Prise de parole lors du rassemblement à la mémoire de John Maïna le 23 février 2008

En mémoire de John Maina

Nous sommes réunis ici, membres de Championnet Sports et gens d’horizons divers, en mémoire de John Maina, un jeune homme plein de vie et d’espérance qui en est arrivé à se donner la mort. John avait 20 ans, il était de nationalité kenyane, il vivait en France depuis avril 2006 et était demandeur d’un droit d’asile. Le vendredi 15 février, dans l’après-midi, John s’est pendu dans l’appartement qu’il occupait à Meudon, en banlieue parisienne. Il venait d’être débouté de sa demande par la Cour nationale du droit d’asile. Il ne l’a pas supporté, comme il l’a clairement expliqué dans une lettre retrouvée auprès de son corps. Il s’est suicidé pour ne pas être renvoyé dans son pays d’origine, le Kenya.

Nous n’avons pas voulu que John Maina reste un simple fait divers dans les journaux. Pour nous qui l’avons côtoyé pendant près de deux ans, John était un sourire, une force, un être plein de gentillesse, de courage et d’humilité, un camarade, un ami et un souffle inépuisable. Car John Maina, comme beaucoup de Kenyans, était un coureur à pied de grand talent, un jeune athlète plein de promesses, notre coéquipier au sein de la section Athlétisme de Championnet Sports. Il s’entraînait plusieurs fois par semaine à nos côtés et portait nos couleurs dans les compétitions. Nous sommes tous aujourd’hui sous le choc, profondément émus, bouleversés et pour le dire franchement révoltés par la fin tragique et brutale de John. Nous avons tous cru que les lois de la République avaient pour but de protéger les citoyens et les gens qui vivent sur le sol français. Nous savons aujourd’hui que des lois de notre pays peuvent pousser des êtres humains à un tel degré de désespoir, qu’ils ne voient d’autre issue que de se donner la mort.
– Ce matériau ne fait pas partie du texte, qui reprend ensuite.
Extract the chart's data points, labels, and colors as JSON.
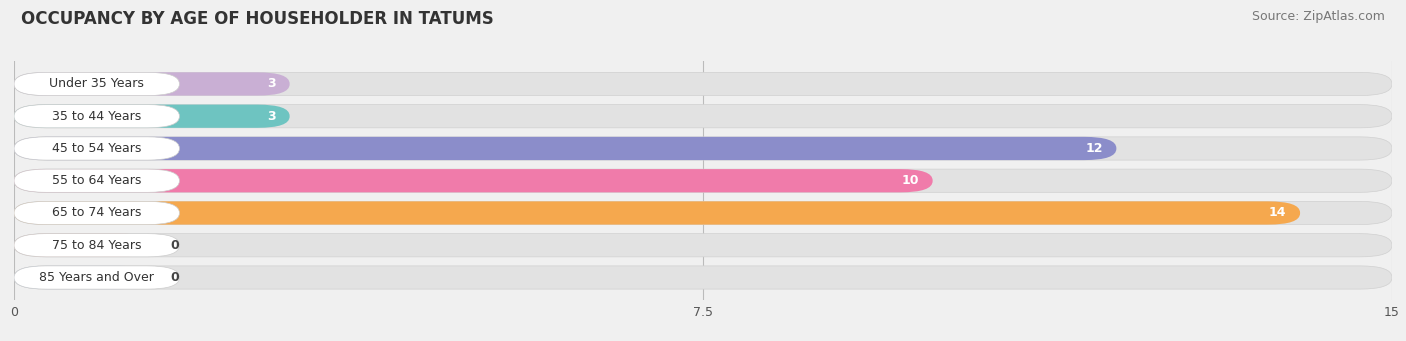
{
  "title": "OCCUPANCY BY AGE OF HOUSEHOLDER IN TATUMS",
  "source": "Source: ZipAtlas.com",
  "categories": [
    "Under 35 Years",
    "35 to 44 Years",
    "45 to 54 Years",
    "55 to 64 Years",
    "65 to 74 Years",
    "75 to 84 Years",
    "85 Years and Over"
  ],
  "values": [
    3,
    3,
    12,
    10,
    14,
    0,
    0
  ],
  "bar_colors": [
    "#c9afd4",
    "#6ec4c1",
    "#8b8dca",
    "#f07baa",
    "#f5a84e",
    "#f0a899",
    "#a8c8f0"
  ],
  "xlim_max": 15,
  "xticks": [
    0,
    7.5,
    15
  ],
  "background_color": "#f0f0f0",
  "bar_bg_color": "#e2e2e2",
  "label_bg_color": "#ffffff",
  "title_fontsize": 12,
  "source_fontsize": 9,
  "label_fontsize": 9,
  "value_fontsize": 9
}
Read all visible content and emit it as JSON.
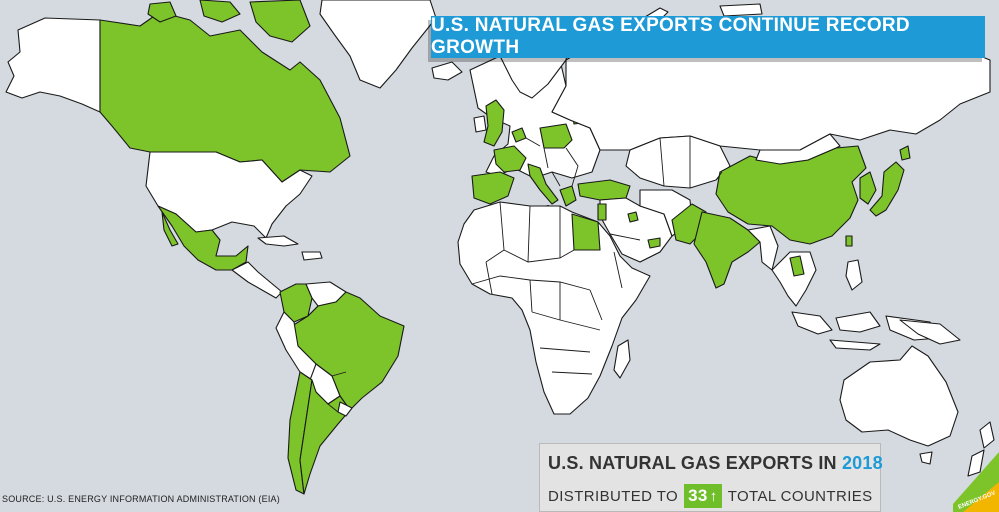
{
  "banner": {
    "title": "U.S. NATURAL GAS EXPORTS CONTINUE RECORD GROWTH"
  },
  "panel": {
    "title": "U.S. NATURAL GAS EXPORTS IN",
    "year": "2018",
    "distributed_prefix": "DISTRIBUTED TO",
    "country_count": "33",
    "count_indicator": "up-arrow",
    "distributed_suffix": "TOTAL COUNTRIES"
  },
  "source": "SOURCE: U.S. ENERGY INFORMATION ADMINISTRATION (EIA)",
  "logo": {
    "text": "ENERGY.GOV"
  },
  "colors": {
    "ocean": "#d4dadf",
    "export_destination": "#7dc42b",
    "other_country": "#ffffff",
    "banner": "#1e9ad6",
    "badge": "#6fbe2a"
  },
  "legend_meaning": {
    "highlighted": "U.S. natural gas export destination"
  }
}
Que peuvent peser tous les principes de la loi républicaine devant la mort d’un jeune homme de 20 ans, qui avait choisi, avec un courage et une force de caractère que l’on ne peut imaginer, de quitter son pays, ses racines, sa famille, ses amis à l’âge de 18 ans ? Un jeune homme qui s’était parfaitement intégré dans notre pays grâce à sa passion, la course à pied. Et qui avait porté ses espoirs dans la France et ses traditions universelles de terre d’accueil.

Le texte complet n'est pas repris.